The only advice I can add is this: whenever I've worked in the breaker box with the mains on, I never put two hands in there. If I'm going to short anything, it'll be through my fingers and not from one hand to another through my chest. Obviously the pros can't afford the time to work like this but it forces DIYers to take their time and be extra careful.

Don't even bother asking why I didn't shut off the mains ... :(
 
Just remember to use the wire that they provide with the CT while inside the breaker panel as I am sure that the wire is rated appropriately for that application.

I know I'm a pretty conservative person but the popularity of this and the TED unit has me very concerned, mainly with the do-it-yourself 'er opening the breaker box back panel. I type this with mixed feelings as I also don't want to be labeled as an alarmist either.

Extreme caution must be taken when you expose live parts, especially when these parts are wired to a circuit/supply capable of over 100+ amps unfused. I have taken my panel off and was VERY nervous the entire time until I had it back in place.

What's worse with this situation is the proximity one has to install the current taps, right next to the input feed to the panel. I'm sure most people will not use an electrician for this part and install these components while the system is "live".

Just to give some normalization to this scenario, let me explain how this situation would be handled in our workplace.

1. First, in order to perform "live work" you need a line level manager's approval. This is usually three to four clicks above an immediate supervisory level.

2. You need solid justification(s) that the work needs to be performed live. Not feeling like going through the motions to have power removed would not qualify.

3. You need to have isolated rated tools and insulating (approved for this type of work) gloves, plus a face shield and long sleeve cotton shirt.

4. You of course need to be trained/certified.

5. You must have an observer who is at least CPR certified.

6. You must have a detailed listing of the procedures, and those need to be approved by electrical safety professionals.

I'm not an electrical safety professional, but I have attended classes taught by national laboratory experts in this field.

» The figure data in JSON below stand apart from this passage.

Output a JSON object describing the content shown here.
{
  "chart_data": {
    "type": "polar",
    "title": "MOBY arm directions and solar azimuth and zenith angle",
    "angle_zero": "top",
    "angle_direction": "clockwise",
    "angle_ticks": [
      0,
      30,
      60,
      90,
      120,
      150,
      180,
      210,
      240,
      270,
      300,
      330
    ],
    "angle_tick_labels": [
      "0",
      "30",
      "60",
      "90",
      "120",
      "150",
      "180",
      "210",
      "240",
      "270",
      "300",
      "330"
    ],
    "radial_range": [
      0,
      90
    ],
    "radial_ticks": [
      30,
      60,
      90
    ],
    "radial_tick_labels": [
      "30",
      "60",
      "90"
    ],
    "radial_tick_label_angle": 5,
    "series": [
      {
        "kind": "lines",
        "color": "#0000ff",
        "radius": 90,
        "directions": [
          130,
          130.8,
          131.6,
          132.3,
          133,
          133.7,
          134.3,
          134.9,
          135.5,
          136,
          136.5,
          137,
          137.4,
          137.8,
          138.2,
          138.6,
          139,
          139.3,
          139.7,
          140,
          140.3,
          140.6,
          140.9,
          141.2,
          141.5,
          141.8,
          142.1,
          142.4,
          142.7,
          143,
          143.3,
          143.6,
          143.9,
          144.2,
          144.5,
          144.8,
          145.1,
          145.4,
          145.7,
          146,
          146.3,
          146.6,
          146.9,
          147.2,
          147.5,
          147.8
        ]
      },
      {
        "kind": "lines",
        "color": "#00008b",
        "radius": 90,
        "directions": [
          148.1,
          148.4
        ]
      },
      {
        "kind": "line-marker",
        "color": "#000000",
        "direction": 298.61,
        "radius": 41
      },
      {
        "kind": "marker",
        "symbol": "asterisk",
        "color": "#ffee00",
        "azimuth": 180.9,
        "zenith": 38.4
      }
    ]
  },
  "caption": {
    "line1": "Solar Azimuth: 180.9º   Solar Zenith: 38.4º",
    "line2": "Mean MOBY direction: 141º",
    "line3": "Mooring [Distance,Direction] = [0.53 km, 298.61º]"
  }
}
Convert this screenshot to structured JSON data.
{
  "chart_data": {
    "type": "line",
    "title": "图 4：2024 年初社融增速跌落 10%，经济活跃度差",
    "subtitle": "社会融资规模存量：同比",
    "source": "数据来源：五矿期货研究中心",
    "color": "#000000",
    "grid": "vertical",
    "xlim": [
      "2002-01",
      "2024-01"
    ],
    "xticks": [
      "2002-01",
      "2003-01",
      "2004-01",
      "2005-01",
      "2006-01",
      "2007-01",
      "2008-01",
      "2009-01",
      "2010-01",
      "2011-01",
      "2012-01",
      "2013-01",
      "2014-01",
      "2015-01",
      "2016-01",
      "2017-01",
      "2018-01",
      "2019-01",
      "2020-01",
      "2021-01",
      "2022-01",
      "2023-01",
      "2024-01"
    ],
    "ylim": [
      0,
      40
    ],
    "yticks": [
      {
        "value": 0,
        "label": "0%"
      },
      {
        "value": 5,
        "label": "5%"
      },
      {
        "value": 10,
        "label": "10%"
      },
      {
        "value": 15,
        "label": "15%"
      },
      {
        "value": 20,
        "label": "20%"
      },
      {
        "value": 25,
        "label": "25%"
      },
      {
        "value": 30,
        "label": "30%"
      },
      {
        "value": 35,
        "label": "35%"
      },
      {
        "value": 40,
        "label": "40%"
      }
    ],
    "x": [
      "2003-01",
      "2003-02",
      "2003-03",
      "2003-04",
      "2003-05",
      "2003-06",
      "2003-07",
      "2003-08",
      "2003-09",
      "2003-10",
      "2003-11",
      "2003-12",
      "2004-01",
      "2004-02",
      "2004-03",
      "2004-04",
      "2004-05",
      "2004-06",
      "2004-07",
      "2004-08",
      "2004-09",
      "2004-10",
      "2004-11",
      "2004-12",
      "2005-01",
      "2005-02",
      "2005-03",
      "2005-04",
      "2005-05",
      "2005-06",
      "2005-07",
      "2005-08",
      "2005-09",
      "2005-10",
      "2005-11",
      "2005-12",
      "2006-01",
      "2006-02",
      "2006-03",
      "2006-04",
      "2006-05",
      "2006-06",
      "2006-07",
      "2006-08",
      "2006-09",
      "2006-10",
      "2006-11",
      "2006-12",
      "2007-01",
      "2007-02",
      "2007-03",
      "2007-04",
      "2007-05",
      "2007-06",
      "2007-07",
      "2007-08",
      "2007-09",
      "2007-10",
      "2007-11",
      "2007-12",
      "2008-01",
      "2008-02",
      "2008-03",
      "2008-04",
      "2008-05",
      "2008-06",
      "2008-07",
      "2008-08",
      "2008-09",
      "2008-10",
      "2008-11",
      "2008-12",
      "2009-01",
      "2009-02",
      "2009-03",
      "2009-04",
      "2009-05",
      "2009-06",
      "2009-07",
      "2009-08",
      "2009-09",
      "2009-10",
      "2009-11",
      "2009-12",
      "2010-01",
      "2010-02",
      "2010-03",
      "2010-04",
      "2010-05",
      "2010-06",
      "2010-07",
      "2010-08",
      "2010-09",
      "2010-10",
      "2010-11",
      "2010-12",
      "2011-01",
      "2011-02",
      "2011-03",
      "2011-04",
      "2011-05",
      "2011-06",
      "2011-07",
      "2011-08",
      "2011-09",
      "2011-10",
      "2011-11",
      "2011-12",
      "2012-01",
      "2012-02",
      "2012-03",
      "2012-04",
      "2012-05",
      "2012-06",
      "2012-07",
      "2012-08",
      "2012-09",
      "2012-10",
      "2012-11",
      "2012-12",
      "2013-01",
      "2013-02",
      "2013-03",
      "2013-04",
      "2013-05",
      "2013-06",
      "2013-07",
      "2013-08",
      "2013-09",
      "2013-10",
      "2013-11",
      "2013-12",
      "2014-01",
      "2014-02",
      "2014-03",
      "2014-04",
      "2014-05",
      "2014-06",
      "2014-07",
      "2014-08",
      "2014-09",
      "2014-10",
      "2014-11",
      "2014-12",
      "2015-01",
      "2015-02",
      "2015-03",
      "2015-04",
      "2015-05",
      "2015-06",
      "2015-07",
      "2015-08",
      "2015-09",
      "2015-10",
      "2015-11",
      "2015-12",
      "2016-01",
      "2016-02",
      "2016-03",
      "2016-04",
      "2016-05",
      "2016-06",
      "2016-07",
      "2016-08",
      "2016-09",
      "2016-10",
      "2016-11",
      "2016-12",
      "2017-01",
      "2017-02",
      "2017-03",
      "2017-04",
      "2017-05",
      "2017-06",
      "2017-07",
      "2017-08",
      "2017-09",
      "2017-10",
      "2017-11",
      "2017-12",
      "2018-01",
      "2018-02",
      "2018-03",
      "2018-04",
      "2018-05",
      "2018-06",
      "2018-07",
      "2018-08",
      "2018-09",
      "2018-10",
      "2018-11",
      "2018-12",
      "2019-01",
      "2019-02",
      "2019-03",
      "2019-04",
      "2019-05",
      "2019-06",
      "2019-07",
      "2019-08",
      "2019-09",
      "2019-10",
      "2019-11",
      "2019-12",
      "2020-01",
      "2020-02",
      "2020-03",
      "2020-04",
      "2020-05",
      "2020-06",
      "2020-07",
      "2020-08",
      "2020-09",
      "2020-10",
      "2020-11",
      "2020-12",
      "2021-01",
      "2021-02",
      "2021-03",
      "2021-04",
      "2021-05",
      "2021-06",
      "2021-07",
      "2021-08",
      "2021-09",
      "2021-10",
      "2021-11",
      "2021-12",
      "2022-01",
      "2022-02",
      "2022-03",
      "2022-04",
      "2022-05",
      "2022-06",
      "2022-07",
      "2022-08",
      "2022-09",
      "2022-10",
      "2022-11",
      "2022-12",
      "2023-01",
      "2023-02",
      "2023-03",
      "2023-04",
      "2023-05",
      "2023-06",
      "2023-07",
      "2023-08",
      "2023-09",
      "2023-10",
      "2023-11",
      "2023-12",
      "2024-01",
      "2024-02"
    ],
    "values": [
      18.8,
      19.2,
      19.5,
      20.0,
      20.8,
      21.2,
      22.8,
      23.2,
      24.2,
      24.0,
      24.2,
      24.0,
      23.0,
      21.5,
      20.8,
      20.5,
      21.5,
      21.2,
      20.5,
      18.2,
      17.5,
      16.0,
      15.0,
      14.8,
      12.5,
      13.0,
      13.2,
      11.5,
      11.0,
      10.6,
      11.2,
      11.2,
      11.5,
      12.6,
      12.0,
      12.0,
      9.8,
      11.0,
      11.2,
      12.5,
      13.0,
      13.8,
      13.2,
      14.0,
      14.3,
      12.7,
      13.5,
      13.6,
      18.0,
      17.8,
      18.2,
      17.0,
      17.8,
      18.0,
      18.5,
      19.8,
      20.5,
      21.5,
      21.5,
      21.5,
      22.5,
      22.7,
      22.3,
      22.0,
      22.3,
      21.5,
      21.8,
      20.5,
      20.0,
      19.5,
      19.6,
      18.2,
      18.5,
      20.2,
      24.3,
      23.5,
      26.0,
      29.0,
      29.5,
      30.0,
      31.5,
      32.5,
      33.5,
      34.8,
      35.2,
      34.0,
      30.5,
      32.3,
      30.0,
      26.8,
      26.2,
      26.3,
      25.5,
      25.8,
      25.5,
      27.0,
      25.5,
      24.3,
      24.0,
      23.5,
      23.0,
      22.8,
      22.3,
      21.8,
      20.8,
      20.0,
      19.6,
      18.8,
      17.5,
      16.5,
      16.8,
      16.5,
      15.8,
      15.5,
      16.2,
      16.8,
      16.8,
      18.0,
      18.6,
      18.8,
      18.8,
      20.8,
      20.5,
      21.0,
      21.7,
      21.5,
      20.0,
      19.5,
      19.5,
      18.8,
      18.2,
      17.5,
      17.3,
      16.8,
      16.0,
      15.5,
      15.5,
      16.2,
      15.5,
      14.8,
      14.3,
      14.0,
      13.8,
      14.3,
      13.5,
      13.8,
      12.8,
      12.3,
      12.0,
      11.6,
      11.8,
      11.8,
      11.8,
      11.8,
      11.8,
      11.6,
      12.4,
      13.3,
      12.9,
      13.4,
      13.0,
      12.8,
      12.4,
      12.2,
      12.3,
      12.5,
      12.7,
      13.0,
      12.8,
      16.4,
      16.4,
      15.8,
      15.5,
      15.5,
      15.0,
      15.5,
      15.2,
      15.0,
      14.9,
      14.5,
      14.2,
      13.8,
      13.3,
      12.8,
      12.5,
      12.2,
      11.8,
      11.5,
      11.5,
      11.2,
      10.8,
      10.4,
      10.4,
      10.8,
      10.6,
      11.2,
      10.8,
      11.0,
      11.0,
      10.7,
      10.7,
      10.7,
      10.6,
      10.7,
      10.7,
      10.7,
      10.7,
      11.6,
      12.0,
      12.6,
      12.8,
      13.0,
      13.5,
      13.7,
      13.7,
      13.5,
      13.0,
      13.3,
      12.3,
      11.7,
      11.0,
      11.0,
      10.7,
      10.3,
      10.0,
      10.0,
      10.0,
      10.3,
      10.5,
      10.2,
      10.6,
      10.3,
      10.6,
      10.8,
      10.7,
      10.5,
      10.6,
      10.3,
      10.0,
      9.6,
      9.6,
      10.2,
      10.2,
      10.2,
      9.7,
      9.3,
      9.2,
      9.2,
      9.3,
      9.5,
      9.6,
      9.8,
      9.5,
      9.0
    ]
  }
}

After stating all of this, would I install the current taps myself without removing the main house power feed? Well, to be honest, probably yes, but I would:

Try to at least obtain the proper insulating gloves and wear (the larger type) safety glasses.

Have an observer nearby during this process.

Use caution when removing the panel. Make sure all mounting screws are removed and the panel will come off "straight" (i.e. without being tilted into the exposed feed studs at the top).

Make certain that the CT's are installed so they will not contact any exposed components. Also insure they will not "slip" down the cable over time towards exposed components.

Run any wiring away from exposed components (don't lay any wiring across a live piece of the main feed bus).

I would also welcome any of our residential electrical code expert's comments on running monitor type wiring from the breaker panel to an external low voltage device.

Again, I hope our members take this post with the spirit of which it is intended and that is for the DIY to know the cautions that this type of installation demands. :(


Thank you so much for posting this.

Our instruction manual and documentation stresses the importance that the CTs must be installed by a qualified individual using proper safety equipment and complying to the local electrical codes. The last thing we want to see is someone to get injured. The CTs are very easy for an electrician to install. Nothing requires any connection, simply snapping each CTs on the two main-lines. Call around or ask around, you can probably get an electrician to do it for cheap if he/she understands what is involved. Again, a certified electrician will make sure it is installed according to local electrical code.

The CT cables are 300V UL rated and must exit the panel before connecting. Once this is done the user can easily complete the installation. Everything from this point on is electrically isolated from the line voltage and safe, low voltage.

Again, Thank you so much for posting something I should have posted earlier.